Il fut un temps, j'aurais même adoré cette cacophonie et me serais mêlé avec grande joie aux diverses conversations. Mais en ce moment... Avec mon pouvoir coulant entre mes mains pour un rien, j'ai tendance à éviter la foule. Elin a raison de s'inquiéter. Je ne vais pas bien. Et je ne pense pas que le temps puisse y faire grand-chose...

Tout en soupirant, j'abandonne mes écouteurs, devenus bien inutiles face aux rires des loups. Ma bulle protectrice explose, et me laisse un instant incertaine de la marche à suivre. J'en suis presque à me dire que fuir pour manger dans ma chambre vaut le courroux du médecin quand un sifflement retentit au loin, me faisant lever la tête. Je croise alors le regard de Stevan, qui, le sourire aux lèvres, m'invite d'un geste à le rejoindre.

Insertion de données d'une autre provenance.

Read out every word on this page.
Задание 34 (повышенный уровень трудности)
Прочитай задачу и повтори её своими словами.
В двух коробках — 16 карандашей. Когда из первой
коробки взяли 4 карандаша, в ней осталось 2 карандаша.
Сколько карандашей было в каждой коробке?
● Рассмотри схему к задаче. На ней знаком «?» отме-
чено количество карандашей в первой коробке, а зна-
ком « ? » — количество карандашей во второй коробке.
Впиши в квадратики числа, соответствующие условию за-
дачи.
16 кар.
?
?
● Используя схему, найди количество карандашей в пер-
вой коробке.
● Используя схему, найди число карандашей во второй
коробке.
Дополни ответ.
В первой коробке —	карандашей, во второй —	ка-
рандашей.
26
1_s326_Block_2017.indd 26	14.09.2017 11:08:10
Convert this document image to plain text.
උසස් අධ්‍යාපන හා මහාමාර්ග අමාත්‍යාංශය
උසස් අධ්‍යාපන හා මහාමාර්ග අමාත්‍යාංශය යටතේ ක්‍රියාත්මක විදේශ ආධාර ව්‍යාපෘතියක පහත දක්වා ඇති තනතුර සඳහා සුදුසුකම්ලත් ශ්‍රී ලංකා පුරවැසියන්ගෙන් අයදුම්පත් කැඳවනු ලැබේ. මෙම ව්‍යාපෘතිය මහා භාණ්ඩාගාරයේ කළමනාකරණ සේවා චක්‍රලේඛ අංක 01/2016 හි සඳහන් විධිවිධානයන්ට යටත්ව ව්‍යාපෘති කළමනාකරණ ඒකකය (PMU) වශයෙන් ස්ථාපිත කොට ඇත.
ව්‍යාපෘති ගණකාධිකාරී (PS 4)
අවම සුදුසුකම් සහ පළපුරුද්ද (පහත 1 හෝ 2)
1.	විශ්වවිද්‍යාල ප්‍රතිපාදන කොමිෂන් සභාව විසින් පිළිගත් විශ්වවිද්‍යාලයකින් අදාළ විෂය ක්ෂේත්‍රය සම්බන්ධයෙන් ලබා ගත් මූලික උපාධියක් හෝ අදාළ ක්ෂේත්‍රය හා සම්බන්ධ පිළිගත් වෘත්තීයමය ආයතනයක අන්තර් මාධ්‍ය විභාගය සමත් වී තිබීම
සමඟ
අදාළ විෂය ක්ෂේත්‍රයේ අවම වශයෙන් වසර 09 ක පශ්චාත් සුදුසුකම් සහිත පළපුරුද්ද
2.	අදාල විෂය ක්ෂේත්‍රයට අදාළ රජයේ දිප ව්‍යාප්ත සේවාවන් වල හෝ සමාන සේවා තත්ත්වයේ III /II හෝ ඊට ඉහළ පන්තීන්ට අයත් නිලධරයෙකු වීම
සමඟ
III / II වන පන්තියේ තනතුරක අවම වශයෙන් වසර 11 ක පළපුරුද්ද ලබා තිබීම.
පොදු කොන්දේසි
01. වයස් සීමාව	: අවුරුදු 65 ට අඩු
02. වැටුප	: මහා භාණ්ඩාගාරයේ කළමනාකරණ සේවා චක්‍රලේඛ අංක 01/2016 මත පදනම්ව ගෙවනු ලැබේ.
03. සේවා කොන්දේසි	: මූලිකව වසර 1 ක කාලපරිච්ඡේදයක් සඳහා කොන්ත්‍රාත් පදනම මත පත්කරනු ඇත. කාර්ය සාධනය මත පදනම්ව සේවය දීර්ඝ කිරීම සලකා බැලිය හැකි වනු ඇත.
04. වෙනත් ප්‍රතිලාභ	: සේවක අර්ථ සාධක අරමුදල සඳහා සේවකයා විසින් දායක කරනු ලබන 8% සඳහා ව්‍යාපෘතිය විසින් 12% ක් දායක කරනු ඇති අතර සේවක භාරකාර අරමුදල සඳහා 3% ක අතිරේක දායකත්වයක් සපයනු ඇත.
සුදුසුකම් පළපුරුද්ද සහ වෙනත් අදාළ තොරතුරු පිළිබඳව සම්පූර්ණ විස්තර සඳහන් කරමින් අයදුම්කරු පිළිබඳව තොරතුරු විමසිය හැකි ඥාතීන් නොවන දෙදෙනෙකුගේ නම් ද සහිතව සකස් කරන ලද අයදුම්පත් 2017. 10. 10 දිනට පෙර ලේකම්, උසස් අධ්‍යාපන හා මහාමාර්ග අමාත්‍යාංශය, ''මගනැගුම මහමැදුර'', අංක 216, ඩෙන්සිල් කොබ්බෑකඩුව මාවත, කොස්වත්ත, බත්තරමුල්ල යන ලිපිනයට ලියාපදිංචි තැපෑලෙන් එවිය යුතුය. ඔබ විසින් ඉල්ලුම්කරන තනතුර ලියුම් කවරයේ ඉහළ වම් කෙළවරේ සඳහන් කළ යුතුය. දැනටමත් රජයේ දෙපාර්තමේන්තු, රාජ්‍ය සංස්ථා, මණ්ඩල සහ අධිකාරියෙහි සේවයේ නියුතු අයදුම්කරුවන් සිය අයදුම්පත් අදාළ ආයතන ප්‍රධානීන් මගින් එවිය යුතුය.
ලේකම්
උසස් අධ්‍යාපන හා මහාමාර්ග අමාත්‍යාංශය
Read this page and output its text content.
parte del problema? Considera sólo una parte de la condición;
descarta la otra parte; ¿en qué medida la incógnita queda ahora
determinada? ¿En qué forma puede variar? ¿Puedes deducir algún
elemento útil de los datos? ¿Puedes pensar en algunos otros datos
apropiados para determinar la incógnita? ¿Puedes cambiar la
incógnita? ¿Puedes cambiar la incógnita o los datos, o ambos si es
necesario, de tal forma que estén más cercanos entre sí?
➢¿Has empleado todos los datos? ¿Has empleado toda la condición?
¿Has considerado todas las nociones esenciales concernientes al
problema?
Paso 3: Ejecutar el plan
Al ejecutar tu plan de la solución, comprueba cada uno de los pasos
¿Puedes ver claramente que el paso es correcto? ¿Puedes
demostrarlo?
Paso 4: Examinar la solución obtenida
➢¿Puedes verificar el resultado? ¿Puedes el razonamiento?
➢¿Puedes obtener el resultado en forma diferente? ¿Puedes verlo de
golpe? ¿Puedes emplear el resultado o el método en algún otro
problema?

En traînant les pieds, je me fraye un chemin jusqu'à sa table, slalomant entre les bancs, les gestes maladroits de certains et les jambes étendues des autres. Ce n'est qu'en arrivant à sa hauteur que je prends conscience que la troupe au complet de Druvath est attablée avec lui. Les jumeaux se tiennent à l'opposé de mon ami, ce qui ne m'étonne pas le moins du monde. Lors de notre escarmouche malencontreuse, Dimitri a bien failli étouffer Hanor.

Celui-ci ne lui en a pas tenu rigueur, ayant jugé leur combat de bonne guerre. Seulement, son frère, Hermias n'a pas apprécié. Sa morsure, qui a tenu si longtemps mon âme sœur dans l'infirmerie est là pour le prouver. Et bien que de l'eau soit passée sous les ponts, le loup n'aime pas voir les vampires circuler aussi librement dans les couloirs.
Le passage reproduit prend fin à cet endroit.